Today, Greta Thunberg is the most vocal proponent of climate action but this young activism is not new. Back in 1992 during the Rio Conference Severn Suzuki, a 12 year old girl shook the world by her poignant speech, raising sharp questions about biodiversity, water management and other environmental issues. This triggered a number of processes and I would attribute it both to Rio as a major undertaking but also to Severn and her passionate speech.

 

So, we can be optimistic about the world and Armenia, in particular?

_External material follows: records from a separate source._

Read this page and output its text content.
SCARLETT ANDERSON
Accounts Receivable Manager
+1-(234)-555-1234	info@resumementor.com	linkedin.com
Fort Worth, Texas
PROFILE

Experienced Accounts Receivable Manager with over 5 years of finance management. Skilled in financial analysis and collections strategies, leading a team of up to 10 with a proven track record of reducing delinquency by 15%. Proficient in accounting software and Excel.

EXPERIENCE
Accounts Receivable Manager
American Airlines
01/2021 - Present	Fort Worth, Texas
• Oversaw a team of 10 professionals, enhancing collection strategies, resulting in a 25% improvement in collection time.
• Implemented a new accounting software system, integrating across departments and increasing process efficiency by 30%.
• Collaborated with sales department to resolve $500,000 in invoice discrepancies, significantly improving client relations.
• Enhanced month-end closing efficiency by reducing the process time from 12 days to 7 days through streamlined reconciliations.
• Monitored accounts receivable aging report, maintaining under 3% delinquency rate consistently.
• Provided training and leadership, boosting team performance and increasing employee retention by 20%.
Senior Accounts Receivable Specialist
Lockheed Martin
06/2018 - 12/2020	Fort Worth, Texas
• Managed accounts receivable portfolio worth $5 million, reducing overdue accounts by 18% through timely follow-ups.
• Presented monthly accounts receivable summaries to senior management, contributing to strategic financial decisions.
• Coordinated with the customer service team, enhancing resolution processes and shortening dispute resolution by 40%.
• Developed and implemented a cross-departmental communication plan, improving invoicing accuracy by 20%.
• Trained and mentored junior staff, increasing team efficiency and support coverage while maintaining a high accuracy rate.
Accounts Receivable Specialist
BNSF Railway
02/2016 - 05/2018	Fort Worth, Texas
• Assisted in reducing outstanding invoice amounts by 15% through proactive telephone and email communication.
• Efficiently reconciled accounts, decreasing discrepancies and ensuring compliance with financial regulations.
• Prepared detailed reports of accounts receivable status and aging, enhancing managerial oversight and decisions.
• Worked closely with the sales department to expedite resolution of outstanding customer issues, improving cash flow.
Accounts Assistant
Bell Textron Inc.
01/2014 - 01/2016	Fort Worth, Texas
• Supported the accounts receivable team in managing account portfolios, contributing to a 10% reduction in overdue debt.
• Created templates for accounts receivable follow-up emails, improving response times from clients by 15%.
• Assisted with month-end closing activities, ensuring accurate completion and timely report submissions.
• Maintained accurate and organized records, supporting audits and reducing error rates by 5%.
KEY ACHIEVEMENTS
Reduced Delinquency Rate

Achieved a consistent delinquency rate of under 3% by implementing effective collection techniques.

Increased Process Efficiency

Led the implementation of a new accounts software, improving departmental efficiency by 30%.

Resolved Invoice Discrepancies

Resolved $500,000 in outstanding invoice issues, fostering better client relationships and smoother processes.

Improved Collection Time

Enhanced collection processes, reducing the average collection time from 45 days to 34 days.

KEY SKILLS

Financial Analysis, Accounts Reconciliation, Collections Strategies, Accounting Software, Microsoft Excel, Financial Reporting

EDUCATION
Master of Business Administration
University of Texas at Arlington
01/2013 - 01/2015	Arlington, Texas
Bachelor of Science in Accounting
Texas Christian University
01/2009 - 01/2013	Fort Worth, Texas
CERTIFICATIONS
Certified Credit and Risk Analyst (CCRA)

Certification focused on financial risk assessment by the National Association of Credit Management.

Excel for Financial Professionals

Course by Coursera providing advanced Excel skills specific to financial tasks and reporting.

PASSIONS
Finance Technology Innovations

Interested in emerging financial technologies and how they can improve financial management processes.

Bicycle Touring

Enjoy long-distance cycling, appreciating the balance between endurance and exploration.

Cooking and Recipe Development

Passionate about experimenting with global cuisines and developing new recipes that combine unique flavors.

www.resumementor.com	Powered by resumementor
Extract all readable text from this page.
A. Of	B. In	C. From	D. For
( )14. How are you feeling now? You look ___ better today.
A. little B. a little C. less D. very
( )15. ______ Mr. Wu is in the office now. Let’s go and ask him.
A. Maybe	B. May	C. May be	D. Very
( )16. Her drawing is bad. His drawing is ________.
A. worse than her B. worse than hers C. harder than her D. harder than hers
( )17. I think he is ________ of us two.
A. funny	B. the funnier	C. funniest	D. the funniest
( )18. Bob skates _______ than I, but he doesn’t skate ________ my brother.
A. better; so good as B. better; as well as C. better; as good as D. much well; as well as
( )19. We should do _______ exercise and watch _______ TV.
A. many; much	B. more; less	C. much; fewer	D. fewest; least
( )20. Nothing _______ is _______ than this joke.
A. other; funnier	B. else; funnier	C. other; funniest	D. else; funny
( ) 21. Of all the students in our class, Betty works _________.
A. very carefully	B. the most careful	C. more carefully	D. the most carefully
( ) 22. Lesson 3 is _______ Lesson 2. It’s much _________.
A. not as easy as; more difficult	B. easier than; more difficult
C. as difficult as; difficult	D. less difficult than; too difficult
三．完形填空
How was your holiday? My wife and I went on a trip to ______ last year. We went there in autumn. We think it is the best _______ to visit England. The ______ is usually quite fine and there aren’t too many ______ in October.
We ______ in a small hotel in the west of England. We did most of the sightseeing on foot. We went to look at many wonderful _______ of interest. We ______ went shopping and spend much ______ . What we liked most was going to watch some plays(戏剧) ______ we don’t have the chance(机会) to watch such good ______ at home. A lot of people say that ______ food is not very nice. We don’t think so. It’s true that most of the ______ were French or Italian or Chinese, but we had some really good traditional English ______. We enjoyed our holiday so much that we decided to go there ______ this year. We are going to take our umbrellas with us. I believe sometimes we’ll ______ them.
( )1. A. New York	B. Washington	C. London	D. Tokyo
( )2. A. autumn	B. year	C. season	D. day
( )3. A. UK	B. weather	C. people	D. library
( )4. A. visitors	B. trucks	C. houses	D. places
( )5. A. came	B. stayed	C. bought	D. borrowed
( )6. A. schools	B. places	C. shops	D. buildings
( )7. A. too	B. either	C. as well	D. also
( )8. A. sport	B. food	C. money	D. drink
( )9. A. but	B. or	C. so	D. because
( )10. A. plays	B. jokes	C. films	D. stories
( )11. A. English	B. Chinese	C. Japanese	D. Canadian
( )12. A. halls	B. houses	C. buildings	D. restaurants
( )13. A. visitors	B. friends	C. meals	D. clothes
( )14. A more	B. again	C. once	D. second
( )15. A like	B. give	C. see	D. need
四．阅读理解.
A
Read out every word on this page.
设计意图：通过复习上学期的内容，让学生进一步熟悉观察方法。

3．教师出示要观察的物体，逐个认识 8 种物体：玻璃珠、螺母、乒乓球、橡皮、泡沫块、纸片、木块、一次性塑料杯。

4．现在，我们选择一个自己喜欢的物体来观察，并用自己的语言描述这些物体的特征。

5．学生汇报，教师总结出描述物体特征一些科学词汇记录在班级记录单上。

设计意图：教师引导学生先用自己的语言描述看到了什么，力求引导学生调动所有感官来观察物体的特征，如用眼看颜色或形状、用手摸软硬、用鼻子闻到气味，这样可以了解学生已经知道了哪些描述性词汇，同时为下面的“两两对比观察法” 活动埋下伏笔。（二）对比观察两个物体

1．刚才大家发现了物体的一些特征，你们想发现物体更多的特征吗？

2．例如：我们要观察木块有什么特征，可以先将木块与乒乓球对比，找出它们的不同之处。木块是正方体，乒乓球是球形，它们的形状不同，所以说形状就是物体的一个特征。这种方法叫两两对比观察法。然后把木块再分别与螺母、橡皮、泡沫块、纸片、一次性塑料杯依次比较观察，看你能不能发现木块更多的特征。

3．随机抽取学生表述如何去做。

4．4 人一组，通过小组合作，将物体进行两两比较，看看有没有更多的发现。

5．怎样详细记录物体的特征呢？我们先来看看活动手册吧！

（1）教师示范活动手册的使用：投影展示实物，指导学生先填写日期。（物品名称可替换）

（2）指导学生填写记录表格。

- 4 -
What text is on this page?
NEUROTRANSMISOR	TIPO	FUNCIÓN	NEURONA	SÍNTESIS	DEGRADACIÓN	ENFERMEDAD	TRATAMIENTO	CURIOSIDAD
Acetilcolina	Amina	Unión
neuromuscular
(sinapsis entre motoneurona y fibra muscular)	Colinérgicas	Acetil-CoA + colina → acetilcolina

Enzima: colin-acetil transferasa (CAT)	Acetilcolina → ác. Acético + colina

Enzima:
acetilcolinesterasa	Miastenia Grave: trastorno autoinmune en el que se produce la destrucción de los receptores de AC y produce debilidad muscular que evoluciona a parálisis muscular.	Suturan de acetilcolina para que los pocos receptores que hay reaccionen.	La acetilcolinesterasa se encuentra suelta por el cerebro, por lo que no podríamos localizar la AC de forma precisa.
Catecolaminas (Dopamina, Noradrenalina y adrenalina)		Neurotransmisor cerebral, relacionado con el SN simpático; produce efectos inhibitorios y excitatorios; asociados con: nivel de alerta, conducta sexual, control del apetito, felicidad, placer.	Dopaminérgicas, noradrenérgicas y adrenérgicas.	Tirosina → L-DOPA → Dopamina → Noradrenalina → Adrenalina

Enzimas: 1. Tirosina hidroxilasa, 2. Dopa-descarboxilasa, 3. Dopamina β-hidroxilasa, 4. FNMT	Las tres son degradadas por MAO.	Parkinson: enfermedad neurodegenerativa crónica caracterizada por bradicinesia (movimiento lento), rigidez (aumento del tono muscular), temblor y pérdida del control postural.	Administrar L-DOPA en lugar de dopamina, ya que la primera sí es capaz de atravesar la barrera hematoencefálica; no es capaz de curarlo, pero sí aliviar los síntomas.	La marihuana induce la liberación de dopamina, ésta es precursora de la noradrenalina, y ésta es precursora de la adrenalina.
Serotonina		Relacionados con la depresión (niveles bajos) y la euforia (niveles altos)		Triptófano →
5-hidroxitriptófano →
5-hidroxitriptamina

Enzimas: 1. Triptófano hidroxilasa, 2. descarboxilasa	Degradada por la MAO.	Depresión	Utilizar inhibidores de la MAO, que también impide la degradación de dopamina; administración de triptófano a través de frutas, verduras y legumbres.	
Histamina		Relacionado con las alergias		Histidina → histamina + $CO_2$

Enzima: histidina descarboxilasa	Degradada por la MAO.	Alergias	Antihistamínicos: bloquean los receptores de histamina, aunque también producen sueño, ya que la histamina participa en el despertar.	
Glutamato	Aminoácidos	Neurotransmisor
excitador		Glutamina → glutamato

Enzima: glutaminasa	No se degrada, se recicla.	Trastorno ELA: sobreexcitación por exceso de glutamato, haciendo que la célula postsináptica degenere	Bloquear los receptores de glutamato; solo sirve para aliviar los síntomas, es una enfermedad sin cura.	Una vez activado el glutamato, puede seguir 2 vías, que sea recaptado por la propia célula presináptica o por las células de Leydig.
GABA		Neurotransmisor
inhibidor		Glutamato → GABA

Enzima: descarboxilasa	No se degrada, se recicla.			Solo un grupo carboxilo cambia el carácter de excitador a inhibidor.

In case of Armenia, we should be both optimistic and ambitious. For example, now we have a project aiming to double the forest cover of Armenia by 2050, which is a large-scale and very ambitious undertaking, but I believe that despite the imminent challenges we must pursue its implementation. The mechanism I talked about earlier suggests combining the commitments of developed countries taken under the Paris Agreement together with the debt-for-nature swaps. This potentially will streamline the much needed large-scale finance for the measures that need to be undertaken for the increase of the forest cover. This will have lasting and positive impact not only from environmental but also social-economic perspective, as many communities will get involved in large-scale afforestation operations.